Eardley Norton (1728-1792), London: Mahogany 8 day Table Clock
Eardley Norton (1728-1792), London: Mahogany 8 day Table Clock
Eardley Norton (1728 - 1792): Royal Clockmaker to George III
A mahogany triple pad top table clock with 8-day striking movement by Eardley Norton, London.
The case with a moulded cornice and base; a brass handle to the centre pad, The pads, arched side panels fitted with sound frets, and both front and rear doors all with brass mouldings. The moulded base raised on ogee brass feet.
The 8-day movement striking the hours on a single bell and with pull-repeat work. Anchor escapement. The 7 inch arched dial with strike-silent subsidiary dial in the arch; the silvered chapter-ring engraved with Roman and Arabic numerals and the finely matted ground with date aperture in the lower section, the upper section with a shaped inset plaque bearing the signature "Eardley Norton / London / 2046"; gilt foliate spandrels surround the chapter ring; the backplate engraved with elaborate ribbons and rolled foliage.
Height - 47 cm (18 1/2") Width - 28.6 cm (11.25") Depth - 20 cm (8")

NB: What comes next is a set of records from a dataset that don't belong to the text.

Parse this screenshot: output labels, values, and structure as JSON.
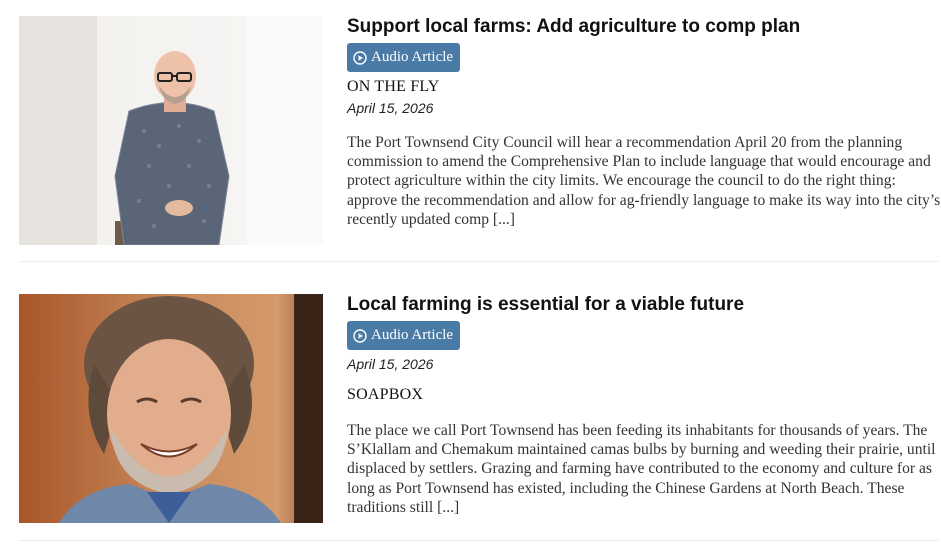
{
  "articles": [
    {
      "title": "Support local farms: Add agriculture to comp plan",
      "audio_label": "Audio Article",
      "section": "ON THE FLY",
      "date": "April 15, 2026",
      "excerpt": "The Port Townsend City Council will hear a recommendation April 20 from the planning commission to amend the Comprehensive Plan to include language that would encourage and protect agriculture within the city limits. We encourage the council to do the right thing: approve the recommendation and allow for ag-friendly language to make its way into the city’s recently updated comp [...]"
    },
    {
      "title": "Local farming is essential for a viable future",
      "audio_label": "Audio Article",
      "section": "SOAPBOX",
      "date": "April 15, 2026",
      "excerpt": "The place we call Port Townsend has been feeding its inhabitants for thousands of years. The S’Klallam and Chemakum maintained camas bulbs by burning and weeding their prairie, until displaced by settlers. Grazing and farming have contributed to the economy and culture for as long as Port Townsend has existed, including the Chinese Gardens at North Beach. These traditions still [...]"
    }
  ],
  "icons": {
    "audio": "play-circle-icon"
  },
  "colors": {
    "audio_button": "#4a7aa6",
    "title": "#111111",
    "excerpt": "#333333"
  }
}
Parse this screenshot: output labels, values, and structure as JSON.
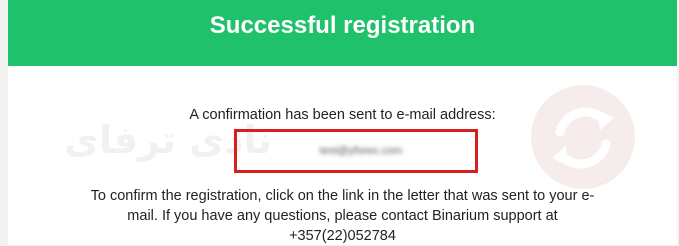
{
  "banner": {
    "title": "Successful registration"
  },
  "message": {
    "confirmation_line": "A confirmation has been sent to e-mail address:",
    "email": "test@yforex.com",
    "instructions": "To confirm the registration, click on the link in the letter that was sent to your e-mail. If you have any questions, please contact Binarium support at +357(22)052784"
  },
  "watermark": {
    "text": "نادی ترفای",
    "logo_icon": "circular-arrows-logo-icon"
  },
  "colors": {
    "banner_green": "#1fc16b",
    "highlight_red": "#d62020",
    "text": "#222222"
  }
}
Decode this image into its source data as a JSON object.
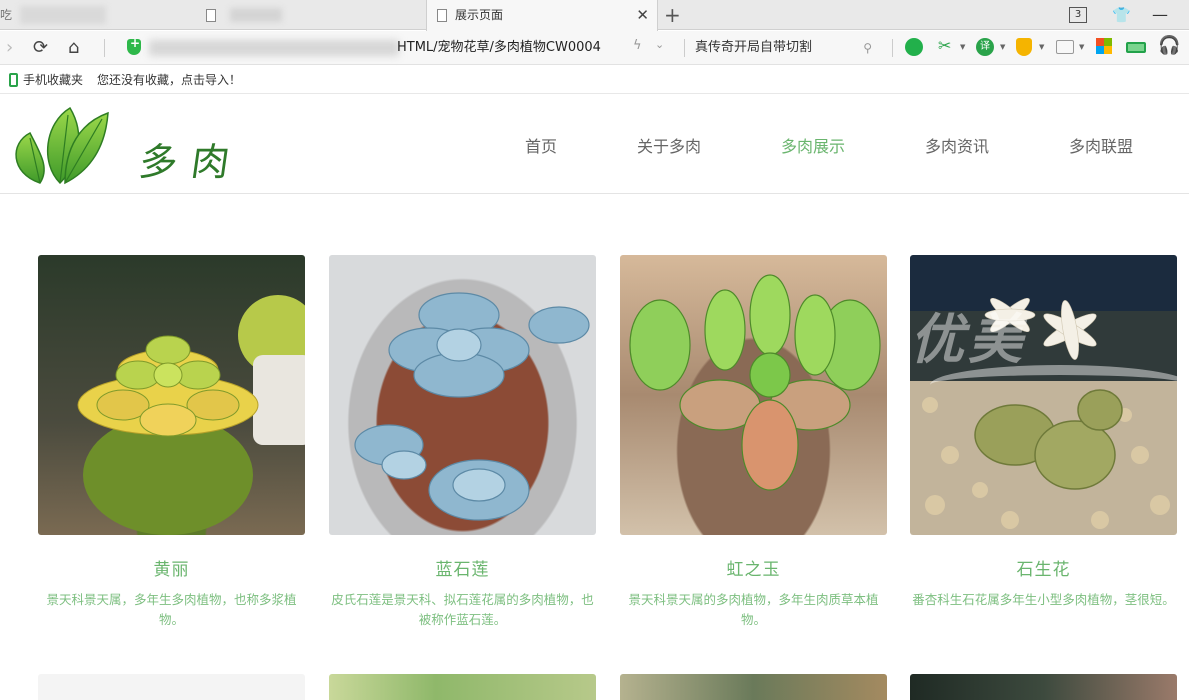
{
  "browser": {
    "tabs": [
      {
        "label": "吃"
      },
      {
        "label": ""
      },
      {
        "label": "展示页面"
      }
    ],
    "tab_count_badge": "3",
    "url_visible": "HTML/宠物花草/多肉植物CW0004",
    "search_text": "真传奇开局自带切割",
    "bookmarks": {
      "mobile_label": "手机收藏夹",
      "empty_hint": "您还没有收藏，点击导入！"
    }
  },
  "site": {
    "logo_text": "多肉",
    "nav": [
      {
        "label": "首页"
      },
      {
        "label": "关于多肉"
      },
      {
        "label": "多肉展示",
        "active": true
      },
      {
        "label": "多肉资讯"
      },
      {
        "label": "多肉联盟"
      }
    ],
    "watermark": "优美",
    "products": [
      {
        "name": "黄丽",
        "desc": "景天科景天属，多年生多肉植物，也称多浆植物。"
      },
      {
        "name": "蓝石莲",
        "desc": "皮氏石莲是景天科、拟石莲花属的多肉植物，也被称作蓝石莲。"
      },
      {
        "name": "虹之玉",
        "desc": "景天科景天属的多肉植物，多年生肉质草本植物。"
      },
      {
        "name": "石生花",
        "desc": "番杏科生石花属多年生小型多肉植物，茎很短。"
      }
    ]
  },
  "colors": {
    "accent_green": "#6ab56e",
    "desc_green": "#7dbf80",
    "nav_gray": "#666666"
  }
}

Eardley Norton (1728 - 1792)
Eardley Norton was from yeoman stock, who possibly farmed at Rigsby, Lincolnshire. He apprenticed as a clockmaker 25 May 1743 to Robert Dawson of Alford. He is listed as working at 49 St. John’s Street, Clerkenwell between 1760 and 1794. He was member of the Clockmakers’ Company being freed in 1770 and remained a member until his death in 1792. He applied for a patent for a new type of striking mechanism for both clocks and watches on 31 August 1771.
He enjoyed a reputation as a very skilled clockmaker. He is best known for making complex timepieces, sometimes with musical and astronomical movements for the export markets. This included Turkey and the Far East. The most notable of which may be his four dial astronomical clock which he made to stand in the library of Buckingham House, now Buckingham Palace. In addition, there are clocks made by him in the Royal Collection, numerous museums worldwide and some of the world’s finest collections including a bracket clock in the Virginia Museum, a very small cartel clock in the National Museum of Stockholm, a marine chronometer in the Ilbert Collection at the British Museum in London and an elaborate automaton clock with organ in the Palace Museum located in Peking. He married Mary Swinnerton of Oswestry, and after retirement lived at Stonegrove House (no longer existing), Little Stanmore, Middlesex, in the parish of Whitchurch. On his death, his business was taken over by the partnership of Gravell and Tolkien. He is buried at St. Lawrence's church in Little Stanmore.